Partial Differential Equations and Solitary Waves Theory

"Part I Partial Differential Equations (p. 1-3)

Chapter 1 Basic Concepts

1.1 Introduction

It is well known that most of the phenomena that arise in mathematical physics and engineering fields can be described by partial differential equations (PDEs). In physics for example, the heat flow and the wave propagation phenomena are well described by partial differential equations [1–4]. In ecology, most population models are governed by partial differential equations [5–6].

The dispersion of a chemically reactive material is characterized by partial differential equations. In addition, most physical phenomena of fluid dynamics, quantum mechanics, electricity, plasma physics, propagation of shallow water waves, and many other models are controlled within its domain of validity by partial differential equations. Partial differential equations have become a useful tool for describing these natural phenomena of science and engineering models.

Therefore, it becomes increasingly important to be familiar with all traditional and recently developed methods for solving partial differential equations, and the implementation of these methods.
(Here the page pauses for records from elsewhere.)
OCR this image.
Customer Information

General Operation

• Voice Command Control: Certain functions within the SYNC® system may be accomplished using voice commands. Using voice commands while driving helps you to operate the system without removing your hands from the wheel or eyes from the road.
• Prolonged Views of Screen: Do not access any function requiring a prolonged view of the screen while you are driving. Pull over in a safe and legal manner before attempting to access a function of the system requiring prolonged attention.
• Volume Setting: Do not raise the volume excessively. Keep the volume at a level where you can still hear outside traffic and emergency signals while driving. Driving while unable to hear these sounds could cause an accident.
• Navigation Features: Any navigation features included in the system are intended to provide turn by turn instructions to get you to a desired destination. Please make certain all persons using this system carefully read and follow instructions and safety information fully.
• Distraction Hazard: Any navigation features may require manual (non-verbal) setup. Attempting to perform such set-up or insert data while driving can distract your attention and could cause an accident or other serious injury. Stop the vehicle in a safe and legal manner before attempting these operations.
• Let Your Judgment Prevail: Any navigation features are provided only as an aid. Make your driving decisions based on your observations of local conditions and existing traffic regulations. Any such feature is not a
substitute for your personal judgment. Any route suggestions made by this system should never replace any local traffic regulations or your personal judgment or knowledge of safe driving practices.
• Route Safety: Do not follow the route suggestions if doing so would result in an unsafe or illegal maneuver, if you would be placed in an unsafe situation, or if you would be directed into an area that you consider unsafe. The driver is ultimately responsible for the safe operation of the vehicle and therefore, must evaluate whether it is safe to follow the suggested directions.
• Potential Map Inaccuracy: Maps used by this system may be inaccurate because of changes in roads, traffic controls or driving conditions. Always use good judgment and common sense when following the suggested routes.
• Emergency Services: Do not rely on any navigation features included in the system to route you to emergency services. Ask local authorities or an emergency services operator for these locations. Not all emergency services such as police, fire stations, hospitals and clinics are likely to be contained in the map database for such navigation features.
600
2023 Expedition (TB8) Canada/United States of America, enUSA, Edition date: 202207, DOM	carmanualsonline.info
However, in this text, we will restrict our analysis to solve partial differential equations along with the given conditions that characterize the initial conditions and the boundary conditions of the dependent variable [7].We fill focus our concern on deriving solutions to PDEs and not on the derivation of these equations.

In this text, our presentation will be based on applying the recent developments in this field and on applying some of the traditional methods as well. The formulation of partial differential equations and the scientific interpretation of the models will not be discussed. It is to be noted that several methods are usually used in solving PDEs.

The newly developed Adomian decomposition method and the related improvements of the modified technique and the noise terms phenomena will be effectively used. Moreover, the variational iteration method that was recently developed will be used as well. The recently developed techniques have been proved to be reliable, accurate and effective in both the analytic and the numerical purposes.

The Adomian decomposition method and the variational iteration method were formally proved to provide the solution in terms of a rapid convergent infinite series that may yield the exact solution in many cases. As will be seen in part I of this text, both methods require the use of conditions such as initial conditions. The other related modifications were shown to be powerful in that it accelerate the rapid convergence of the solution. However, some of the traditional methods, such as the separation of variables method and the method of characteristics will be applied as well.

Moreover, the other techniques, such as integral transforms, perturbation methods, numerical methods and other traditional methods, that are usually used in other texts, will not be used in this text. In Part II of this text, we will focus our work on nonlinear evolution equations that describe a variety of physical phenomena. The Hirota’s bilinear formalism and the tanh-coth method will be employed in the second part. These methods will be used to determine soliton solutions andmultiple-soliton solutions, for completely integrable equations, as well. Several well-known nonlinear evolution equations such as the KdV equation, Burgers equation, Boussinesq equation, Camassa-Holm equation, sine-Gordon equation, and many others will be investigated."